« Ces statistiques sont un peu injustes pour les institutions publiques. Les écoles publiques doivent composer avec une clientèle plus lourde », de dire Jean-Marc-St-Jacques, président de la Fédération des établissements privés et directeur du collège Bourget.(Photo Daniel Cuillerier)
Des comparaisons injustes
Décrochage scolaire dans les écoles publiques et privées
RIGAUD - Les récentes statistiques rendues publiques par le ministère de l’Éducation à propos du décrochage scolaire ont fait grincer les dents de certaines institutions scolaires, mais auront surtout eu l’avantage de mettre en lumière l’importance des solutions et des corrections à apporter pour contrer ce phénomène.

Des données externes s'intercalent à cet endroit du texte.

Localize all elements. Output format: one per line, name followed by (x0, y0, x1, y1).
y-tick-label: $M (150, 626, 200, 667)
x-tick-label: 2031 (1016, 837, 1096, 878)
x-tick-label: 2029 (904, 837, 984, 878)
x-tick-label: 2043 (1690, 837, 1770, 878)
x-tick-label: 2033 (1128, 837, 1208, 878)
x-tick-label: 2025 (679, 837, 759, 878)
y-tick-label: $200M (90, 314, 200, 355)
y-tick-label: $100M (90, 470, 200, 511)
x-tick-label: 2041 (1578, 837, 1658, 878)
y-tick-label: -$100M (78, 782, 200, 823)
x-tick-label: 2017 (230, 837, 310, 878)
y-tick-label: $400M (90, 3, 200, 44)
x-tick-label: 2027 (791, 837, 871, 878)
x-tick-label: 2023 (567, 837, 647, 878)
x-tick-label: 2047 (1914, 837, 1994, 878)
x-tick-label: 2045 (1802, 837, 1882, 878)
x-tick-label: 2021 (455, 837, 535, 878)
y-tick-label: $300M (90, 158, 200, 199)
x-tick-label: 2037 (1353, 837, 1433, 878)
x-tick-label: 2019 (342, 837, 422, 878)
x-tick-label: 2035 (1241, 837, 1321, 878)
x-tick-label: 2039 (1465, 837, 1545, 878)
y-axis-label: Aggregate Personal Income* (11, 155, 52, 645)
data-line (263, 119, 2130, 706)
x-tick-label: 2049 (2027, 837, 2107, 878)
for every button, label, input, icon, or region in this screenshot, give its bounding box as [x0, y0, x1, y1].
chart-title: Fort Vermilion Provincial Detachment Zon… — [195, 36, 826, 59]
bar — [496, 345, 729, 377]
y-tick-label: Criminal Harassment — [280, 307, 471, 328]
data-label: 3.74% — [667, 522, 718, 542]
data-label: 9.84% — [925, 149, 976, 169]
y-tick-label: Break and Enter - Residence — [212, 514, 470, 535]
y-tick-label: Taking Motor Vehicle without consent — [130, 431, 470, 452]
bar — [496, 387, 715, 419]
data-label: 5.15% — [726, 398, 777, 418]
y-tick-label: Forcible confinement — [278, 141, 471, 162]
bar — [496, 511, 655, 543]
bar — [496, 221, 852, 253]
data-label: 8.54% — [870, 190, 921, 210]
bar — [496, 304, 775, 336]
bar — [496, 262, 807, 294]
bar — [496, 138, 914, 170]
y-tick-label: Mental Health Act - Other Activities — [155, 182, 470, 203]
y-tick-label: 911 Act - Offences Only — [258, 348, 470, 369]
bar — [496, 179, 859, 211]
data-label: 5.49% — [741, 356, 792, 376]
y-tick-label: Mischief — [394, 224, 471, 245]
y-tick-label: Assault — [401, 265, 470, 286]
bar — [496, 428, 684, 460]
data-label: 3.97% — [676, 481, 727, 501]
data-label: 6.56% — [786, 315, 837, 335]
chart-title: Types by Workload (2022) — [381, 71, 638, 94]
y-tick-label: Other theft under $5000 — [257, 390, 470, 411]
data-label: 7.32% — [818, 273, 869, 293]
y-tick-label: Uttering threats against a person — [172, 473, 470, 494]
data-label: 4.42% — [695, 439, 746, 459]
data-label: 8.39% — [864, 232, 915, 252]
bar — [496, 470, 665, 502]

Lorsqu’on regarde les statistiques, on constate immédiatement que les institutions privées ont un taux de décrochage très faible par rapport à celui du public. « Ce qu’il faut comprendre d’entrée de jeu, c’est que ces statistiques sont difficilement comparables. En fait, elles sont un peu injustes pour les institutions publiques. Les écoles publiques doivent composer avec une clientèle plus lourde », de dire Jean-Marc St-Jacques, président de la Fédération des établissements privés et directeur du collège Bourget. En effet, la grande majorité des institutions privées procèdent à une sélection assez serrée des finissants du primaire. Autrement dit, elles sélectionnent les plus performants, ce que les écoles publiques ne peuvent pas faire. Mais les critères de sélection n’expliquent pas tout : ils ne sont pas les seuls facteurs qui expliquent un faible taux de décrochage au privé. « Chez nous, l’école ne finit pas à 15 h. Les élèves peuvent continuer à jouir de la qualité de vie du collège à l’intérieur d’une foule d’activités sportives et culturelles », explique M. St-Jacques. Il croit que le sentiment d’appartenance à l’école et l’intérêt et l’implication porté par les parents sur le cheminement scolaire de leurs enfants constituent d’autres caractéristiques que l’on retrouve au sein des institutions privées, dont le collège Bourget. « Attention, cela ne veut pas dire que les parents qui ont des enfants dans le public ne s’intéressent pas à ce que ceux-ci font, mais il est de fait que les liens sont plus étroits entre l’institution privée et les parents. S’ils choisissent l’école privée, il est normal qu’ils suivent la progression de leurs enfants de plus près », explique M. St-Jacques, qui considère qu’il s’agit d’un facteur clé de la réussite de l’élève.
Sur 128 institutions, le collège Bourget est classé au 111e rang avec un taux de décrochage de 15, 2 %. « Je me demande où le Ministère a pris ces chiffres. Le classement de L’Actualité établissait notre taux de réussite à 92 % », rappelle Jean-Marc St-Jacques.
À la décharge du collège Bourget, il faut considérer que les critères de sélection sont plus souples et que l’institution accepte plusieurs élèves que la plupart des écoles privées n’accueilleraient pas. De plus, un élève qui quitte le privé est considéré comme un décrocheur au privé, mais il va souvent obtenir son diplôme dans le public.
Cette année, Bourget verra 195 finissants décrocher leur diplôme. Sur ce nombre, 144 élèves ont commencé leur secondaire au collège.